Great Tourist Day
We knew it was coming. For days, I’ve beeen watching the little yellow sun symbol on my weather app for Monday and, shocker, it proved true. Yes! a real sunny day! And beautiful!
After coffee at the Montanucci bar, we took off towards the duomo. We couldn’t just pass through without looking at it for a while:
Behind the duomo complex there was another entrance to the Anello della Rupe, the ring trail around the city. We easily found the entrance going down a grafitti decorated spiral staircase and we noticed a red and whte striped trail marker that was an encouraging sign, The trail was nice and clear with great views of the tufo cliffs and the countryside.
After about 20 minutes, we saw that we were at the same location where we had gotten lost the last time. This time, however, we followed newly discovered trail markers through the woods confident in our direction and path. And, of course, after another 30 minutesor so, the trail just stopped. Ken was particularly crestfallen, but I was fine. This was the third time we’d failed in our effort to circumnavigate the city and its amazing cliffs. So, once again, we just went back to where we knew the entrance was and called it a walk for the day. OK. There is no special prize for completing the trail. We can try again tomorrow in a different part of town. Meanwhile we are getting some great walks, ups and downs, cardio stuff, lots of steps.
Before coming back to the apartment, we had a nice long sit in the Piazza della Repubblica watching the locals and the mounting of the Christmas lights. I think they will turn them on this weekend, but we’ll be in Spoleto by then.
We returned to the apartment for a while for lentil soup and fresh focaccia and a rest.
Since this was the first really clear day, it seemed perfect to climb the Torre del Moro, the clock tower right in the center of town.
Up we went, 250 steps, for the priveledge of a magnificent 360° view. Looking, sideways, at the duomo from up there was so cool.

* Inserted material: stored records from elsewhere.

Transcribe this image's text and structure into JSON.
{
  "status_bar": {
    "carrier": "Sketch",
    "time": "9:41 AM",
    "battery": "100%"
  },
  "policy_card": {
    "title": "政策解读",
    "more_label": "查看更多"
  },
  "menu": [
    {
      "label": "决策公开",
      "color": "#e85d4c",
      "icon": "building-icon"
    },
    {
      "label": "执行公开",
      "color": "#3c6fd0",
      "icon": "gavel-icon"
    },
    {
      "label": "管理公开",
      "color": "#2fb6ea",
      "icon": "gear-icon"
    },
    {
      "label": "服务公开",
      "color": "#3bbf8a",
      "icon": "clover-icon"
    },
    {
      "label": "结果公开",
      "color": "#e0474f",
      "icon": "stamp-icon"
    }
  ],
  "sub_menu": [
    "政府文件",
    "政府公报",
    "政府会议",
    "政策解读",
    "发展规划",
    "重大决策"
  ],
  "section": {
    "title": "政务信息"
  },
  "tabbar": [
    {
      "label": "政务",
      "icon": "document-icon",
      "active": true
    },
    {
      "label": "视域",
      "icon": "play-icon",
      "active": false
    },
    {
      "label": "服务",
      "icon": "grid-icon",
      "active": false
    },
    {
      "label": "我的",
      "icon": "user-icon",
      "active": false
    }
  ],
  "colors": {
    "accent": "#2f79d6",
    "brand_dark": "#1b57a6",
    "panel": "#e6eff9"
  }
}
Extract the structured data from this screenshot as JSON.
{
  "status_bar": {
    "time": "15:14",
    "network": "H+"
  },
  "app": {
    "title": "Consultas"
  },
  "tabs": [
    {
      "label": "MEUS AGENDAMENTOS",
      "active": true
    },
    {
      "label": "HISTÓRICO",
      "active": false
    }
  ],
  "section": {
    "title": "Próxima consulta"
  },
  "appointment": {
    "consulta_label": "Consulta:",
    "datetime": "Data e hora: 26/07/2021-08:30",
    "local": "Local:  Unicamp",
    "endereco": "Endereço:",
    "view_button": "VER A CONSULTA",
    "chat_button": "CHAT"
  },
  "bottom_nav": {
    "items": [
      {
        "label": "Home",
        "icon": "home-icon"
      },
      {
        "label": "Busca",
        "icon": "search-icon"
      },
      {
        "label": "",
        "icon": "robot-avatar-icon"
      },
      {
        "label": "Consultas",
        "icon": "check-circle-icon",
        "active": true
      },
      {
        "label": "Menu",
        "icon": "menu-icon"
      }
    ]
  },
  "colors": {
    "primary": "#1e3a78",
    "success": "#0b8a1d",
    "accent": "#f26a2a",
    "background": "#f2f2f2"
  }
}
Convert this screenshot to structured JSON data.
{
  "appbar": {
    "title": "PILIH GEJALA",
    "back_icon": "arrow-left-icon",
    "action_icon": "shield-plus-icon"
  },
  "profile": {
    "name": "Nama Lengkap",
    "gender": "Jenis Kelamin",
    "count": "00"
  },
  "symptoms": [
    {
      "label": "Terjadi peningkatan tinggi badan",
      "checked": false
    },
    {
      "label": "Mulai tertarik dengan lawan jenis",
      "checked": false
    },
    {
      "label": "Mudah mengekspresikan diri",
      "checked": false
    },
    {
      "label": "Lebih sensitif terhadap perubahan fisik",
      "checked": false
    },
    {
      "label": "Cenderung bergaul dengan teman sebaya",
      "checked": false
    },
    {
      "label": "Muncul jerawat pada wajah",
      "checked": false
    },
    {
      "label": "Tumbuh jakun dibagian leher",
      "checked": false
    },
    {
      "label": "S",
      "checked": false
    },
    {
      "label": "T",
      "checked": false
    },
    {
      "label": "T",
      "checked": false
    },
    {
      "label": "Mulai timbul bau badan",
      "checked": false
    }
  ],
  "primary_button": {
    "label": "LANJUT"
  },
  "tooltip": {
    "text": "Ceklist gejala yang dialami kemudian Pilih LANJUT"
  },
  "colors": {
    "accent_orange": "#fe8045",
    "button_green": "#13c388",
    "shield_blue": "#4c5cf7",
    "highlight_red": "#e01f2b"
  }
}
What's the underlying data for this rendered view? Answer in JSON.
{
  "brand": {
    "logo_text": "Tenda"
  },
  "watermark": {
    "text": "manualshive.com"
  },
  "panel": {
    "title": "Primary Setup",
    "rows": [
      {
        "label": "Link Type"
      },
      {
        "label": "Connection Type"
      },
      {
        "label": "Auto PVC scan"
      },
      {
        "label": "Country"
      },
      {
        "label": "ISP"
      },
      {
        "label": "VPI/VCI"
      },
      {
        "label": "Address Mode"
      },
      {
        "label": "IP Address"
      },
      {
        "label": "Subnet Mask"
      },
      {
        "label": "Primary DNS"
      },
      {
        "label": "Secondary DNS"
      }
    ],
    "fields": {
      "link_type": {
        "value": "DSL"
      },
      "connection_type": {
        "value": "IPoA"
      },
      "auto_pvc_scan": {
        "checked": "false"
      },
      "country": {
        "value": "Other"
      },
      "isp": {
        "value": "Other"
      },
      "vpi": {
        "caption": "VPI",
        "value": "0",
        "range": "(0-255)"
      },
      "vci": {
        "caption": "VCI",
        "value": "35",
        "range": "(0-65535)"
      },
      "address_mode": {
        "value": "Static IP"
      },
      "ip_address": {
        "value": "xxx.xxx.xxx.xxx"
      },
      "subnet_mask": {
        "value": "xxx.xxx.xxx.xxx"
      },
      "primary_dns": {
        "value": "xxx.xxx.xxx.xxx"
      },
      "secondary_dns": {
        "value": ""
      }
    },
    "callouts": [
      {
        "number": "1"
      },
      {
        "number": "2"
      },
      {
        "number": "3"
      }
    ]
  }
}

There was a young family from Singapore up there with us, too. Climbing down was a breeze. And we walked over to the duomo to check out the impressive San Brizio chapel we had missed before. It is a stunning display of Luca Signorelli frescoes from the early 1500’s.
We came out of the duomo to have the piazza almost to ouselves. I liked watching the shadows of the other buildings on the glittery facade. And, of course, we noticed parts we hadn’t seen before.
For dinner we returned to the charming Trattoria del Poggi. We both started with prosecco and a shared portion of tagliolini with black truffles (we both agree, they are nothing at all like white truffles, but they are cheap). I had to have the boar stew; it’s just a perfect Umbrian dish to me with the silky potato puré, the fork tender pieces of meat, and the slightly piccante sauce. Ken had another super local delicious dish: faraona (guinea fowl) with a chicken liver sauce. I had a really delicious grappa in honor of my dad’s birthday (he of the over indulgences) and Ken had a creme caramel for dessert.
This was really a wonderful touristy day for us. Yay!
The whole front of the church are painted frescoes exposed to the elements? That is is amazing! How could they have lasted all these years?
no…they’re mosaics!
As always superb descriptives Jan. I’m drooling! Lovely photos too. Grazie mille!
Great day! Can you ask someone how to get around the whole wall. It’s like a detective mystery and I want to know the solution.
Awesome light ! As always an excellent post.